From the harbor Michael had often, above the heights of the ravine, seen this pantheon which was to serve him now as a place for meeting Spadoni. It was a simple block of masonry, with white-washed walls, four pinnacles at the angles, and a cupola of black tile. From a distance it looked like a Mohammedan hermitage, the tomb of some saint of Islam, and the similarity was carried out by groups of palm trees in the neighboring gardens.
Castro had often made him laugh by telling him the story of the dead General and his wealthy neighbors. The owners of the villa could not sleep with a dead man on the other side of the wall, and moreover, it was a nameless dead man, which made it all the more creepy and mysterious.
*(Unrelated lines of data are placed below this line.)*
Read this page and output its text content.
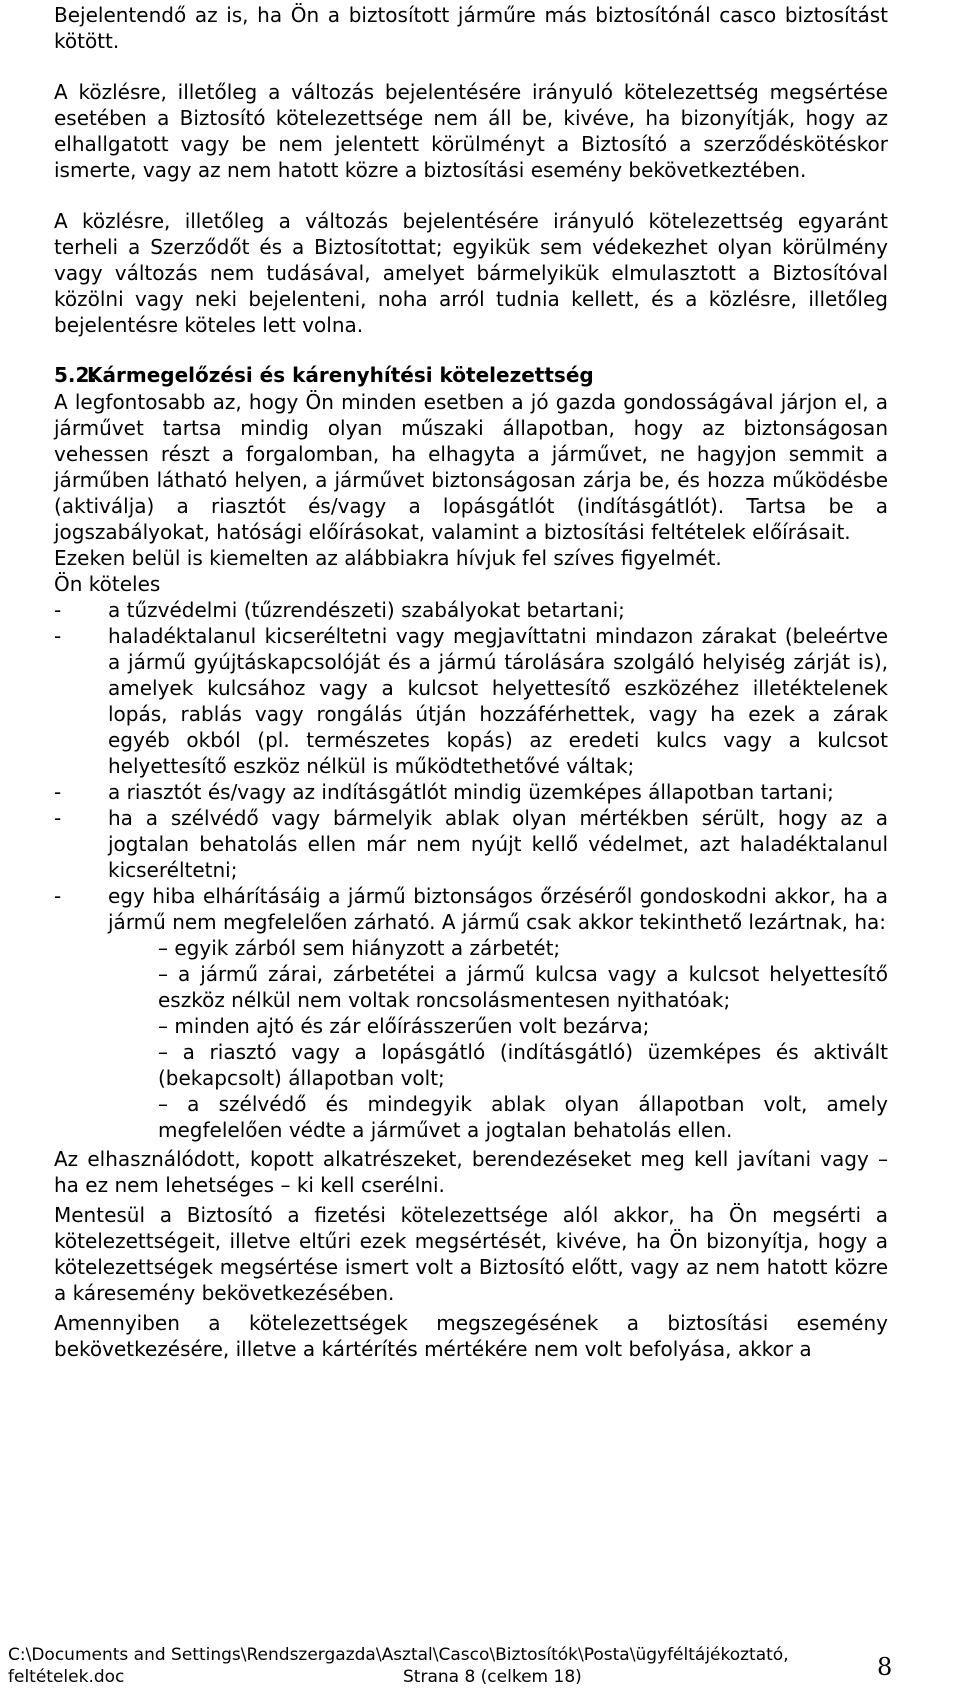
Bejelentendő az is, ha Ön a biztosított járműre más biztosítónál casco biztosítást kötött.

A közlésre, illetőleg a változás bejelentésére irányuló kötelezettség megsértése esetében a Biztosító kötelezettsége nem áll be, kivéve, ha bizonyítják, hogy az elhallgatott vagy be nem jelentett körülményt a Biztosító a szerződéskötéskor ismerte, vagy az nem hatott közre a biztosítási esemény bekövetkeztében.

A közlésre, illetőleg a változás bejelentésére irányuló kötelezettség egyaránt terheli a Szerződőt és a Biztosítottat; egyikük sem védekezhet olyan körülmény vagy változás nem tudásával, amelyet bármelyikük elmulasztott a Biztosítóval közölni vagy neki bejelenteni, noha arról tudnia kellett, és a közlésre, illetőleg bejelentésre köteles lett volna.

5.2.
Kármegelőzési és kárenyhítési kötelezettség

A legfontosabb az, hogy Ön minden esetben a jó gazda gondosságával járjon el, a járművet tartsa mindig olyan műszaki állapotban, hogy az biztonságosan vehessen részt a forgalomban, ha elhagyta a járművet, ne hagyjon semmit a járműben látható helyen, a járművet biztonságosan zárja be, és hozza működésbe (aktiválja) a riasztót és/vagy a lopásgátlót (indításgátlót). Tartsa be a jogszabályokat, hatósági előírásokat, valamint a biztosítási feltételek előírásait.

Ezeken belül is kiemelten az alábbiakra hívjuk fel szíves figyelmét.

Ön köteles

- a tűzvédelmi (tűzrendészeti) szabályokat betartani;
- haladéktalanul kicseréltetni vagy megjavíttatni mindazon zárakat (beleértve a jármű gyújtáskapcsolóját és a jármú tárolására szolgáló helyiség zárját is), amelyek kulcsához vagy a kulcsot helyettesítő eszközéhez illetéktelenek lopás, rablás vagy rongálás útján hozzáférhettek, vagy ha ezek a zárak egyéb okból (pl. természetes kopás) az eredeti kulcs vagy a kulcsot helyettesítő eszköz nélkül is működtethetővé váltak;
- a riasztót és/vagy az indításgátlót mindig üzemképes állapotban tartani;
- ha a szélvédő vagy bármelyik ablak olyan mértékben sérült, hogy az a jogtalan behatolás ellen már nem nyújt kellő védelmet, azt haladéktalanul kicseréltetni;
- egy hiba elhárításáig a jármű biztonságos őrzéséről gondoskodni akkor, ha a jármű nem megfelelően zárható. A jármű csak akkor tekinthető lezártnak, ha:
– egyik zárból sem hiányzott a zárbetét;
– a jármű zárai, zárbetétei a jármű kulcsa vagy a kulcsot helyettesítő eszköz nélkül nem voltak roncsolásmentesen nyithatóak;
– minden ajtó és zár előírásszerűen volt bezárva;
– a riasztó vagy a lopásgátló (indításgátló) üzemképes és aktivált (bekapcsolt) állapotban volt;
– a szélvédő és mindegyik ablak olyan állapotban volt, amely megfelelően védte a járművet a jogtalan behatolás ellen.

Az elhasználódott, kopott alkatrészeket, berendezéseket meg kell javítani vagy – ha ez nem lehetséges – ki kell cserélni.

Mentesül a Biztosító a fizetési kötelezettsége alól akkor, ha Ön megsérti a kötelezettségeit, illetve eltűri ezek megsértését, kivéve, ha Ön bizonyítja, hogy a kötelezettségek megsértése ismert volt a Biztosító előtt, vagy az nem hatott közre a káresemény bekövetkezésében.

Amennyiben a kötelezettségek megszegésének a biztosítási esemény bekövetkezésére, illetve a kártérítés mértékére nem volt befolyása, akkor a

C:\Documents and Settings\Rendszergazda\Asztal\Casco\Biztosítók\Posta\ügyféltájékoztató,

feltételek.doc	Strana 8 (celkem 18)	8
Nobody could remember the name of this gentleman, who had commanded thousands of men, and was still exerting his will power on the living. The owners decided to rent the villa with all its elegant furnishings for a modest sum, and at first, the ladies who were gambling in the Casino, quarreled as to who should get it. How wonderful it would be to live in a little palace adorned by famous Parisian decorators, and with a magnificent view, all for five hundred francs a month! But the renters hastened to give up this bargain to others. Imagine having to pass the General's mausoleum at midnight, on returning from the Casino! And think of not being able to open one's window blinds without having to look that corpse in the face. Besides, the spiteful tongues of the women gave each successive tenant the nickname of: "The guardian of the tomb."
Then Spadoni appeared. Castro had a vague idea that the pianist had paid the first month's rent, but he was not sure. What he knew for certain was that he had not paid any more. The owners, living in Paris, had finally accepted the situation, considering the pianist an unpaid caretaker for that house, which had come to inspire them with terror.
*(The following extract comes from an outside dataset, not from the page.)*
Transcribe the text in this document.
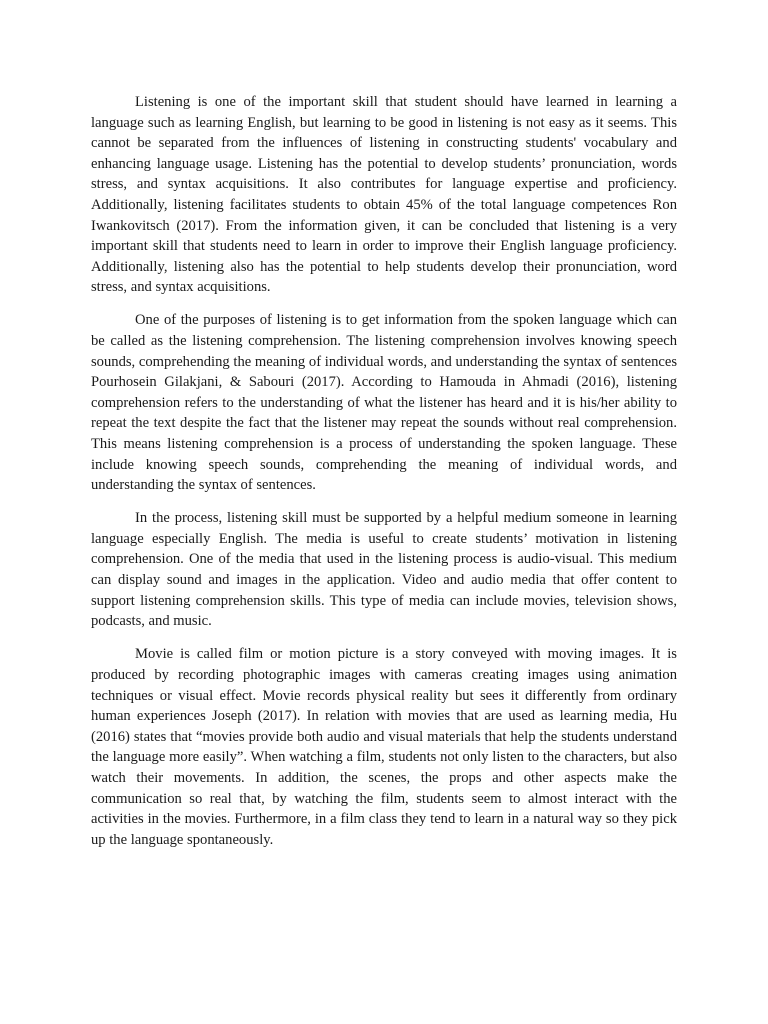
Listening is one of the important skill that student should have learned in learning a language such as learning English, but learning to be good in listening is not easy as it seems. This cannot be separated from the influences of listening in constructing students' vocabulary and enhancing language usage. Listening has the potential to develop students’ pronunciation, words stress, and syntax acquisitions. It also contributes for language expertise and proficiency. Additionally, listening facilitates students to obtain 45% of the total language competences Ron Iwankovitsch (2017). From the information given, it can be concluded that listening is a very important skill that students need to learn in order to improve their English language proficiency. Additionally, listening also has the potential to help students develop their pronunciation, word stress, and syntax acquisitions.

One of the purposes of listening is to get information from the spoken language which can be called as the listening comprehension. The listening comprehension involves knowing speech sounds, comprehending the meaning of individual words, and understanding the syntax of sentences Pourhosein Gilakjani, & Sabouri (2017). According to Hamouda in Ahmadi (2016), listening comprehension refers to the understanding of what the listener has heard and it is his/her ability to repeat the text despite the fact that the listener may repeat the sounds without real comprehension. This means listening comprehension is a process of understanding the spoken language. These include knowing speech sounds, comprehending the meaning of individual words, and understanding the syntax of sentences.

In the process, listening skill must be supported by a helpful medium someone in learning language especially English. The media is useful to create students’ motivation in listening comprehension. One of the media that used in the listening process is audio-visual. This medium can display sound and images in the application. Video and audio media that offer content to support listening comprehension skills. This type of media can include movies, television shows, podcasts, and music.

Movie is called film or motion picture is a story conveyed with moving images. It is produced by recording photographic images with cameras creating images using animation techniques or visual effect. Movie records physical reality but sees it differently from ordinary human experiences Joseph (2017). In relation with movies that are used as learning media, Hu (2016) states that “movies provide both audio and visual materials that help the students understand the language more easily”. When watching a film, students not only listen to the characters, but also watch their movements. In addition, the scenes, the props and other aspects make the communication so real that, by watching the film, students seem to almost interact with the activities in the movies. Furthermore, in a film class they tend to learn in a natural way so they pick up the language spontaneously.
The Prince descended the wide road between garden balustrades and walls of rock broken by tufts of flowers hanging from the crevices. On seeing the sepulchre at close hand, he understood why all the tenants had taken flight. The General had known how to do things. The pinnacles, as well as the iron cross which surmounted the cupola, were adorned with skulls and cross-bones; and these funereal symbols, by force of contrast, made a still deeper impression because of the green splendor of the adjoining gardens under the bright blue skies and the dazzling sunlight, with the smiling harbor in the background, and the ruffled surface of the violet sea. The gate of the nameless mausoleum had not been opened for many years, and the wind had heaped the dirt against the underpinnings. Between the iron gate and the walls a thick, wild growth of vegetation had appeared, a diminutive forest, in the dense growth of which insects made war and devoured one another after sending forth endless flying and creeping expeditions against all the neighboring houses.
Lubimoff passed close to the mausoleum in order to reach the entrance of the villa, a handsome building in the Tuscan style of architecture. The gate was a complicated piece of iron work; the windows had stained glass figures; the gray walls were encrusted with marble bas-reliefs, and ancient escutcheons.
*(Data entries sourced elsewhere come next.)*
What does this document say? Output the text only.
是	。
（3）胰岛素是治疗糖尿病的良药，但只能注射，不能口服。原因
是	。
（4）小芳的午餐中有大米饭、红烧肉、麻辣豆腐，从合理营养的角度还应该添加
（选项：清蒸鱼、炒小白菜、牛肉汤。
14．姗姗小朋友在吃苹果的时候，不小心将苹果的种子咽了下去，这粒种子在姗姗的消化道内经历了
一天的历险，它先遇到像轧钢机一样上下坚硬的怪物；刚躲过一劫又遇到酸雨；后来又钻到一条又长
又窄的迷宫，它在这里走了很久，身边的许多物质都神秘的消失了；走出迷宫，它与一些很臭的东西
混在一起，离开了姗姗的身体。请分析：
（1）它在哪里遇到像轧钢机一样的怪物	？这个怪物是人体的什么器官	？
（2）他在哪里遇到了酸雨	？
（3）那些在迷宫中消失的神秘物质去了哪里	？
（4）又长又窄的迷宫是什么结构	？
He knocked in vain with the iron dragon that served as a knocker. Finally from an adjoining alley-way, between two walls, appeared a woman with dishevelled hair, holding an infant in her arms. It was a neighbor, who acted as a servant for Spadoni, when he stayed in the house. The arrival of a visitor was an event for her.
"Yes, he is in," she said, "don't you hear him?"
As a matter of fact, Michael had heard the sound of a piano, deadened by the thick walls.
The woman, convinced that the artist would never hear the blows of the knocker, disappeared around the corner. Shortly afterward, her head and the child she was carrying in her arms appeared above the edge of the wall.